The best part of the Bonus Material on this DVD has to be when Lemmy shows up, filmed in a bar, wearing a German Nazi Officer´s hat explaining how he got offered the part and how “... this geezer came up in a bar and offered me money to show up…” There is only one Lemmy, folks!
One of the great tragedies of our time is not the Vietnam War or even the Second World War, as some of you might think, but the fact that Stanley never got to film his sequel. I´ve actually read the script, it´s available online (that´s how big of a nerd I am!) and it would´ve been absolutely frickin´ awesome to see it on the screen. It´s a pretty crazy script and Stanley´s talked about it in interviews and how he envisions it as an apocalyptic sci-fi western influenced by Sergio Leone´s “Dollar”-trilogy. If that doesn´t get your pulse racing, you my friend, is one cold and cruel individual. Once again I find myself wishing that I was a drug kingpin, just so that I could bankroll Stanley´s film.

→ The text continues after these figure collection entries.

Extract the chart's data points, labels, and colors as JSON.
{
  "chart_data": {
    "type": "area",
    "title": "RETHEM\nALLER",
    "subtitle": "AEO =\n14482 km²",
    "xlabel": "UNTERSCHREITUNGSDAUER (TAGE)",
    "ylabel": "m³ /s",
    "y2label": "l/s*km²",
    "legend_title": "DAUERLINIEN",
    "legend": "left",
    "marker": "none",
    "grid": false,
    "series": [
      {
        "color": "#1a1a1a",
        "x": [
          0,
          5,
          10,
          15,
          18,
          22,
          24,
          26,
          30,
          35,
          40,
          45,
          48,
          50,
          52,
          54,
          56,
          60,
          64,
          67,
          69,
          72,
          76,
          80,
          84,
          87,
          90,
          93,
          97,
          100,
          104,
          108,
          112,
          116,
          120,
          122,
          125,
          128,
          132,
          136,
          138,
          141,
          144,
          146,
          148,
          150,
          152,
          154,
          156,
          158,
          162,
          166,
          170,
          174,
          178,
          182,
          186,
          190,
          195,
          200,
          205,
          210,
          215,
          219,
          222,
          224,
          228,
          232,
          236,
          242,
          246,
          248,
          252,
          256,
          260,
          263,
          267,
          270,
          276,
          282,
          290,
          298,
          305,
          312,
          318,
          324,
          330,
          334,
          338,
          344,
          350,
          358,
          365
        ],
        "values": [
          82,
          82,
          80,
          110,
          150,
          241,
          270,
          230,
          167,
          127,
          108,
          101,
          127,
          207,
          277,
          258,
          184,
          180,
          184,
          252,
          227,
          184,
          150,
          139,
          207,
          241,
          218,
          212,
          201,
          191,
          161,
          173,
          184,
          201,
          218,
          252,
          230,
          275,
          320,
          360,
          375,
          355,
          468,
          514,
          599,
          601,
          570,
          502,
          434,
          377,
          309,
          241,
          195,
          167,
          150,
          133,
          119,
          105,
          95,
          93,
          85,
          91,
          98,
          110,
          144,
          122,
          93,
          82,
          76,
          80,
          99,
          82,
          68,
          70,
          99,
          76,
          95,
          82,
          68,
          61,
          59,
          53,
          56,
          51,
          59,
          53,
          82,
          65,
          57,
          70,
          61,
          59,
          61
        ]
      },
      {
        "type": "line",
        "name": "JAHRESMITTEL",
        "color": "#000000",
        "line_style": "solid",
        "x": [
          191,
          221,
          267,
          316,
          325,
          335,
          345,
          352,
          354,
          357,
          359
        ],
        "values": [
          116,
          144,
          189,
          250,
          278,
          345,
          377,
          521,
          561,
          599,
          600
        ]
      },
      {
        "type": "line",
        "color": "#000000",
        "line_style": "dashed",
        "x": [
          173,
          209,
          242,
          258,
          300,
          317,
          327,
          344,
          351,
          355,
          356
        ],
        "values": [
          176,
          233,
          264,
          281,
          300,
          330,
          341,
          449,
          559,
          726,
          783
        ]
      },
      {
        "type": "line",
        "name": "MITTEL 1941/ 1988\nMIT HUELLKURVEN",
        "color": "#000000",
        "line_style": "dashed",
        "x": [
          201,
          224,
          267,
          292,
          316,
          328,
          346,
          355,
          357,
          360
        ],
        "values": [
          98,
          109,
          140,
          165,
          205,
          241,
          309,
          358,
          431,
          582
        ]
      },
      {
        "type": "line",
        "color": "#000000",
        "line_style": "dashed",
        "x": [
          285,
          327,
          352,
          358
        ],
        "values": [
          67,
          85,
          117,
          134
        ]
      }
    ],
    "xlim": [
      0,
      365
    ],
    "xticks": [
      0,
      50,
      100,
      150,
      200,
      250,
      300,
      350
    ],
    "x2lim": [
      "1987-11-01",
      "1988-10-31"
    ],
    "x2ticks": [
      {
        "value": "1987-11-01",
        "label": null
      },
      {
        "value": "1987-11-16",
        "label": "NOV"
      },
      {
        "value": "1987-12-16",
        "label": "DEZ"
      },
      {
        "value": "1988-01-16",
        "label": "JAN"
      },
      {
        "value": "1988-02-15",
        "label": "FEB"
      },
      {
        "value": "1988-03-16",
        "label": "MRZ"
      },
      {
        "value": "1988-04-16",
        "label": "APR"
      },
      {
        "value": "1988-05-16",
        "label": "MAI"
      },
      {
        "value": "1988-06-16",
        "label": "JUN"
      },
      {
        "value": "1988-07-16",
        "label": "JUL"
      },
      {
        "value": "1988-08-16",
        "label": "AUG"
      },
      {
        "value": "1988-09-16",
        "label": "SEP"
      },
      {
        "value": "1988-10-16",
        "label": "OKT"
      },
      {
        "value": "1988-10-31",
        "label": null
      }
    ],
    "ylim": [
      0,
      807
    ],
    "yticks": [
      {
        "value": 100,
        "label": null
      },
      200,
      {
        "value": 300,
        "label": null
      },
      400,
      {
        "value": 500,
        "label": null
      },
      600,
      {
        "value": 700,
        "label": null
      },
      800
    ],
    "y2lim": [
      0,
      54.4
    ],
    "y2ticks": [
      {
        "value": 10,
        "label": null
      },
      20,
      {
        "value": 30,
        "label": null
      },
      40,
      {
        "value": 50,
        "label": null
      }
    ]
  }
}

This man has a unique vision of the world and anyone who´s seen “Dust Devil” can testify to the fact that he´s able to pull off the scope of a Leone-film. Just check out the opening scenes where Robert John Burke´s hitchhiker invokes the spirit of Clint Eastwood´s Man With No Name. He talks about it briefly in a featurette on the DVD and it´s just as heartbreaking every time to hear him enthusiastically describe different scenes from it. To think that we will never get have the privilege to see this on the screen makes me cry a bit every time…
That´s it, fiends! I´m washed out. See ya and until then: take scare!